The Española Valley’s beloved lowrider culture clashed with emergency state health orders to prevent the spread of COVID-19 this past weekend.
What was originally described as a cruise around downtown devolved into a sort of street party, with people gathering outside their cars, that was then shut down by New Mexico State Police. One person, the Albuquerque-based organizer, was cited under the public health order.
The event came as COVID-19 cases spiked across the state to unforeseen numbers, including in Rio Arriba County. Last week, Governor Michelle Lujan Grisham amended the public health order to prohibit gatherings of more than five people.
In a Community Services Committee meeting Monday night, several city councilors expressed their appreciation for the event while also questioning its safety.
“I’m not sure if the lowrider event was an event that was pre-planned, but I just want to say that it turned out to be a very nice event and I was very pleased with how many people were in town,” Councilor Dee Dee Valdez said. “I was really happy to see all the people, the crowds. I saw people wearing masks, but yeah it was a nice event.”
Mayor Pro Tem Dennis Tim Salazar echoed some of her sentiments.
“A lot of beautiful art on wheels, it was of course, what I saw in town, a huge turnout,” he said. “But I am concerned, many people wore masks, many people did not wear masks, and that to me is a huge concern.”
Councilor Peggy Sue Martinez asked what preparations were made with the city beforehand.
“But right now I have concerns, like they do, about people that were unmasked, and so I want to ask our city manager, did we have anything going on with that group officially?" she said. "If we did, when did all that happen, and if we didn’t, why were they utilizing city property?”
City Manager Xavier Martinez said the city was aware of the plans for a cruise and had made some arrangements to facilitate it.
“Ms. Joann Medina reached out to me about two weeks ago, asking about a cruise through Española’s downtown, primarily around the Calle Espinoza, Hunter area there, and that there was an organizer coming from Albuquerque that was spearheading this,” he said.
That organizer, Corey Ringo, was the individual cited by State Police under the Public Health Order. According to the state police public information officer, they responded to a complaint at 405 North Paseo de Oñate at 3:55 pm. Ringo was summoned into the First Judicial District Court in Tierra Amarilla. Neither he nor Medina returned phone calls by press-time.
“There was a flyer going around about a cruise night in Española so that’s what information was relayed to me as far as how this event was going to happen, it was just going to be a cruise through downtown Española encouraging all riders to come out and show off their rides,” Martinez said. “They had asked if they could use the Hunter parking area as a staging area and that was pretty much it. Nothing else but a cruise night and for people to park and cruise around the area, that was fine, it was not a big deal.”

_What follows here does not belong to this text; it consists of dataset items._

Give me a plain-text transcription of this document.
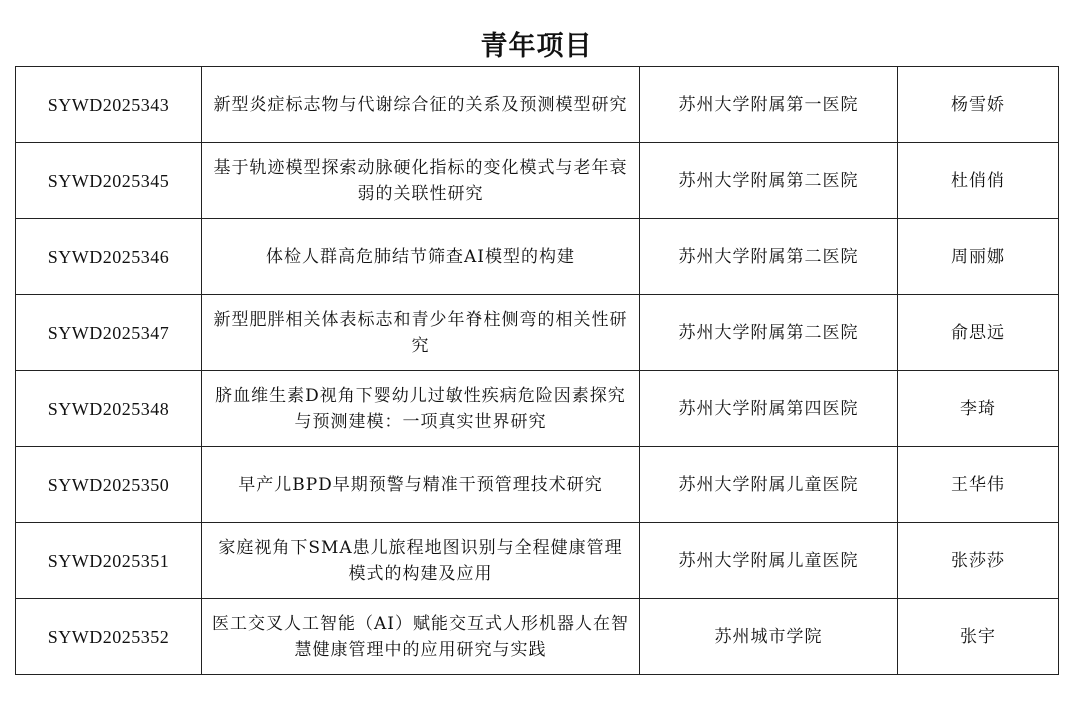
青年项目
SYWD2025343	新型炎症标志物与代谢综合征的关系及预测模型研究	苏州大学附属第一医院	杨雪娇
SYWD2025345	基于轨迹模型探索动脉硬化指标的变化模式与老年衰弱的关联性研究	苏州大学附属第二医院	杜俏俏
SYWD2025346	体检人群高危肺结节筛查AI模型的构建	苏州大学附属第二医院	周丽娜
SYWD2025347	新型肥胖相关体表标志和青少年脊柱侧弯的相关性研究	苏州大学附属第二医院	俞思远
SYWD2025348	脐血维生素D视角下婴幼儿过敏性疾病危险因素探究与预测建模：一项真实世界研究	苏州大学附属第四医院	李琦
SYWD2025350	早产儿BPD早期预警与精准干预管理技术研究	苏州大学附属儿童医院	王华伟
SYWD2025351	家庭视角下SMA患儿旅程地图识别与全程健康管理模式的构建及应用	苏州大学附属儿童医院	张莎莎
SYWD2025352	医工交叉人工智能（AI）赋能交互式人形机器人在智慧健康管理中的应用研究与实践	苏州城市学院	张宇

However, the event soon grew into a much larger ordeal, drawing visitors from around the state.
“People were texting me and informing me of what was going on and it looked like it turned out to be a street party and it was backing up street traffic down Paseo de Oñate, so that’s why the PD (city police) got involved and State Police were involved as well because it was a little bit more overwhelming than what the information we were presented in regards to that event,” Martinez said.
The Streets department also placed flags along Paseo de Oñate for potential photo opportunities as the cars drove by.
“They didn’t mention anything about having a block party, which is what it seemed to be,” he said.
Mayor Javier Sanchez soon arrived around the same time as the police and began distributing disposable masks. He estimates about 80 percent of attendees were masked.
“It was just a matter of containing and trying to get everybody into their vehicles as soon as we could. That was my main goal at that time,” he said in an interview Monday evening. “It’s tough because we love the opportunity to show off the lowriders, and I think a lot of people did have the chance to do that, but it just wasn’t the right opportunity for as many people as were there to try and enjoy it, to be out of their vehicles.”
Councilor Martinez pointed to the rising number of COVID-19 cases in the area as a reason for extra caution.
“Nobody wants to stop anyone from cruising their rolling art, nobody wants to do that especially not in our governing body I’m sure. But I do have the same concerns that Mayor Pro Tem Dennis Tim stated. We won’t know how much this can affect our community’s health and well-being, and we won’t know this for at least 14 days and that’s my concern,” she said.
“Right now, in the zip code 87532, which is the west side of Española and the Santa Clara area, we’ve jumped up by almost 30 percent. In a week of COVID cases, we were at 68 for about three days, and then all of a sudden we started jumping and it started going up relatively quickly and right now we’re at 91, so that’s very scary.”
She emphasized that she didn’t blame the city manager for how the situation turned out, but that future cruise nights would need precautions like not allowing people to exit their vehicles and linger.